Нет, это невозможно! Нельзя так жить!.. Нельзя так жить!.. Нельзя и нельзя. Каждый день столько смертных приговоров, столько казней. Нынче 5, завтра 7, нынче 20 мужиков повешено, двадцать смертей… А в Думе продолжаются разговоры о Финляндии, о приезде королей, и всем кажется, что это так и должно быть…[152]
И не мог дальше говорить. На следующий день в дневнике:
[…] Вчера мне было особенно мучительно тяжело от известия о двадцати повешенных крестьянах. Я начал диктовать в фонограф, но не мог продолжать. (12.5.1908 // <ПСС, т. 56>)
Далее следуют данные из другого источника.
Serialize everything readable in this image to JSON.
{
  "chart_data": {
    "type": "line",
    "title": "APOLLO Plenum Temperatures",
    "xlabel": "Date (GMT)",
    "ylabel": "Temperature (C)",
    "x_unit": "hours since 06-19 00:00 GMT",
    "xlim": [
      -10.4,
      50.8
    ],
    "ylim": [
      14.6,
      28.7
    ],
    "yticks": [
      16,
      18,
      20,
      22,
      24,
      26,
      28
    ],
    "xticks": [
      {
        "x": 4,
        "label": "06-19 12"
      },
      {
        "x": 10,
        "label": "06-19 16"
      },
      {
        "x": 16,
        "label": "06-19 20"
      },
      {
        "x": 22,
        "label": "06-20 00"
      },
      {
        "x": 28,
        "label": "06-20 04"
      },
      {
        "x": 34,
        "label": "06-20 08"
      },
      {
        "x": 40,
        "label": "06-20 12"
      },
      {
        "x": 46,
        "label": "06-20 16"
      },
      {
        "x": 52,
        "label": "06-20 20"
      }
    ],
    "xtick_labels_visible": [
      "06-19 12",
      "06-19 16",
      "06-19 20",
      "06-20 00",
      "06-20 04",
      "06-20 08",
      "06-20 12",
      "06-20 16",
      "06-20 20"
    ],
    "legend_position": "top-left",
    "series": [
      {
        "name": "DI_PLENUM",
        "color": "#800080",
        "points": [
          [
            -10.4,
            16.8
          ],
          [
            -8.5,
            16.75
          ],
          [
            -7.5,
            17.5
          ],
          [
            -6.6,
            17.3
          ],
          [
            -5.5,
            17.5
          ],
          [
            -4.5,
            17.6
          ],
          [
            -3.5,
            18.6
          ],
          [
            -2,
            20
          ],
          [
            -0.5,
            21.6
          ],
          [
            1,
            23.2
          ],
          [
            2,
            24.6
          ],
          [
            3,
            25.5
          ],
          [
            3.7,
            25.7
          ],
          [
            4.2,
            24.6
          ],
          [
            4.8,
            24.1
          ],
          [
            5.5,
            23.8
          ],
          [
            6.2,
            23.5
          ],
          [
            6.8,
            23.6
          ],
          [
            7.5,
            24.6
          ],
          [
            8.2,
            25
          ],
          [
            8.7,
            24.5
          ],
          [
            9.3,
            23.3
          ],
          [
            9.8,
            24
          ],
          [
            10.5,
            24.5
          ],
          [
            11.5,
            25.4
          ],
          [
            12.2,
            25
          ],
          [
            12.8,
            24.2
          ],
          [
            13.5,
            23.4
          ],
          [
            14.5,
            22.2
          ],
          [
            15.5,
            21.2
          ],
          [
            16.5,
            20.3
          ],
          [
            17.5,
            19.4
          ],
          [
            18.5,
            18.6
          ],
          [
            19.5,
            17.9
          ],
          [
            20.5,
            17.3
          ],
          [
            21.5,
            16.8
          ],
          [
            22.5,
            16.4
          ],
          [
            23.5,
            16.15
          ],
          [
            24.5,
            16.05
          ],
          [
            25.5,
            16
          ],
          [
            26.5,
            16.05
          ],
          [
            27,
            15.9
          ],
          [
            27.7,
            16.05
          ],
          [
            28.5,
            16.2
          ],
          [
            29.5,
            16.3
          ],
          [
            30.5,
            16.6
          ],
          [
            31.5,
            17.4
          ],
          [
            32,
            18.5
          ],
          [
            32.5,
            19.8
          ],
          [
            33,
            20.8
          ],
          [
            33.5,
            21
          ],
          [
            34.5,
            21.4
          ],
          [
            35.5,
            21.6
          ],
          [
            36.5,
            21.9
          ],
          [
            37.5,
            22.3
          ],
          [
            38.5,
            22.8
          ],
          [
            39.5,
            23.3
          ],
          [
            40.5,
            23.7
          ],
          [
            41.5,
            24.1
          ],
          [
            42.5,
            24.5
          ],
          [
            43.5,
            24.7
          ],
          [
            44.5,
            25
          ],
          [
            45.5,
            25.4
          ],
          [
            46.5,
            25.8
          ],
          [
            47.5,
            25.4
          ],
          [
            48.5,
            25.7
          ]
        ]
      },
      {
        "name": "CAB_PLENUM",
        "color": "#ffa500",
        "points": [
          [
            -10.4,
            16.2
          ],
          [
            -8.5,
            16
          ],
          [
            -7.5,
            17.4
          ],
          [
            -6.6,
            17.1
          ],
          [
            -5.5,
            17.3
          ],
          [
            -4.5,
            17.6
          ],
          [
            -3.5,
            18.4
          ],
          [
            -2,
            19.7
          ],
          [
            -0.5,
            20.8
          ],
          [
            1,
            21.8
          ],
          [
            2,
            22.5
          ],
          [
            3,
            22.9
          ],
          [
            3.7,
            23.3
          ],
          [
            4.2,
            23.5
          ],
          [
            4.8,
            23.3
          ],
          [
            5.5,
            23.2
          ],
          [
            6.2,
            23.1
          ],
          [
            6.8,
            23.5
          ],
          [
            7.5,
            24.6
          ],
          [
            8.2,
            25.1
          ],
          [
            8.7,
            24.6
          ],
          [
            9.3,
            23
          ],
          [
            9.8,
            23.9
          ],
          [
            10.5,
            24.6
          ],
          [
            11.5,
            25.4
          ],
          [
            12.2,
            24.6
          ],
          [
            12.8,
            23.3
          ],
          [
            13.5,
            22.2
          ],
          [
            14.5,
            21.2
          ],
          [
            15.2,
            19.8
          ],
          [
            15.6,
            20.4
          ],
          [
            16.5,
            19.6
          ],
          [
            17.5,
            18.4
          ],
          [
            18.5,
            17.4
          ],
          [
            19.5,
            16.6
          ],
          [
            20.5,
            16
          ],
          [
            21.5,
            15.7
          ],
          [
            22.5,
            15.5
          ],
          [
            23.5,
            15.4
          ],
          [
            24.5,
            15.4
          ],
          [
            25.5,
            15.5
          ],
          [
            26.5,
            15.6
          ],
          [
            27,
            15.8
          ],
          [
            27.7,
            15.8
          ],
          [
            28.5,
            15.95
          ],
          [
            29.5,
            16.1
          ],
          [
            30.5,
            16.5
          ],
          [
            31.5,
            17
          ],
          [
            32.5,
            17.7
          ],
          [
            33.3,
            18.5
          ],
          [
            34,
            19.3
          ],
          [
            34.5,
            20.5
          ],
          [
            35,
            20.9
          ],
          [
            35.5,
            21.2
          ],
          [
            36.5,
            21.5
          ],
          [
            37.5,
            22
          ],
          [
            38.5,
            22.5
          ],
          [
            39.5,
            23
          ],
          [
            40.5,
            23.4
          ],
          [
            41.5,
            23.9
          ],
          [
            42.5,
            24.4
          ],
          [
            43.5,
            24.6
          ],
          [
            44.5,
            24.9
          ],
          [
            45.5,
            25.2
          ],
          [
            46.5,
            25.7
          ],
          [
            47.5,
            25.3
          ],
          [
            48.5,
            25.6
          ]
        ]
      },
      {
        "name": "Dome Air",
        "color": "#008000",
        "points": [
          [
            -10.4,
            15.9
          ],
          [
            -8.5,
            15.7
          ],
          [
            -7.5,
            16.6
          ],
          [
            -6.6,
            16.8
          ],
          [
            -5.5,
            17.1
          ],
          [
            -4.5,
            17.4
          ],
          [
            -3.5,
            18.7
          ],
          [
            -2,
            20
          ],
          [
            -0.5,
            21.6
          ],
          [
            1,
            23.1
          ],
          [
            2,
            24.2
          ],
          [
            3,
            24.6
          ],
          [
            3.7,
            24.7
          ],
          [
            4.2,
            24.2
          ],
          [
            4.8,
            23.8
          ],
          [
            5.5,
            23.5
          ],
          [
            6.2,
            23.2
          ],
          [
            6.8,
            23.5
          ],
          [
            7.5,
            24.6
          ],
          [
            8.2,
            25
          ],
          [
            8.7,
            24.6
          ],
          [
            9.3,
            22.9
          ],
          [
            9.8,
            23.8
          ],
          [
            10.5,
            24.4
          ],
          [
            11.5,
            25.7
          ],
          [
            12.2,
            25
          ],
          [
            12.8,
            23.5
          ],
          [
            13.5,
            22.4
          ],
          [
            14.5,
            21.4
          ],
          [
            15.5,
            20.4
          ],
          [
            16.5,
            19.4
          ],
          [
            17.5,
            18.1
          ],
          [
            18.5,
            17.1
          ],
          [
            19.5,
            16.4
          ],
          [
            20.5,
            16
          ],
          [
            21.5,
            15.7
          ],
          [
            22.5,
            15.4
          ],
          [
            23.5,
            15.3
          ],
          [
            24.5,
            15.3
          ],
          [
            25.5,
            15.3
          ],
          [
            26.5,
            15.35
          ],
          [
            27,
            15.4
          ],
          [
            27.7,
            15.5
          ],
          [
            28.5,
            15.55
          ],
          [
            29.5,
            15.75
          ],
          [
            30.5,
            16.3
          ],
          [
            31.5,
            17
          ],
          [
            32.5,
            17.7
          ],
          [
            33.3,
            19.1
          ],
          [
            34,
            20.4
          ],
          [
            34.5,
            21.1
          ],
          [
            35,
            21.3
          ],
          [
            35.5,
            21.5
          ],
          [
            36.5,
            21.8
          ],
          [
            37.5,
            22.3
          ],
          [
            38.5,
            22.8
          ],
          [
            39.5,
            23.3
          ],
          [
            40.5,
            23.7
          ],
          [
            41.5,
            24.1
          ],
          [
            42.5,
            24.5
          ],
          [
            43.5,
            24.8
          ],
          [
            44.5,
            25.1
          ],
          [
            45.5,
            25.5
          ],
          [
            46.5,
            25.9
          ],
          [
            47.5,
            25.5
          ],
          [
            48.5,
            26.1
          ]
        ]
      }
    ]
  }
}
В следующий день 13 мая 1908 года дневниковых записей нет, и понятно почему: Толстой явно был увлечен, наверное с раннего утра, и написал целиком первую редакцию «Не могу молчать». Потом он ее доделывал до 17-й рукописи до 15 июня. Торопил напечатать. 4.7.1908 года газеты «Русские ведомости», «Слово», «Речь», «Современное слово» и еще другие из центральных, и из губернских тоже, напечатали отрывки и были оштрафованы; в одном случае издатель газеты был даже арестован. Но ведь были нелегальные типографии, и гектографы, и переписывание от руки; там всё вышло полностью. Так же и на других языках, начиная с латышского. Голос был громкий.
[…] Нельзя так жить. Я, по крайней мере, не могу так жить, не могу и не буду.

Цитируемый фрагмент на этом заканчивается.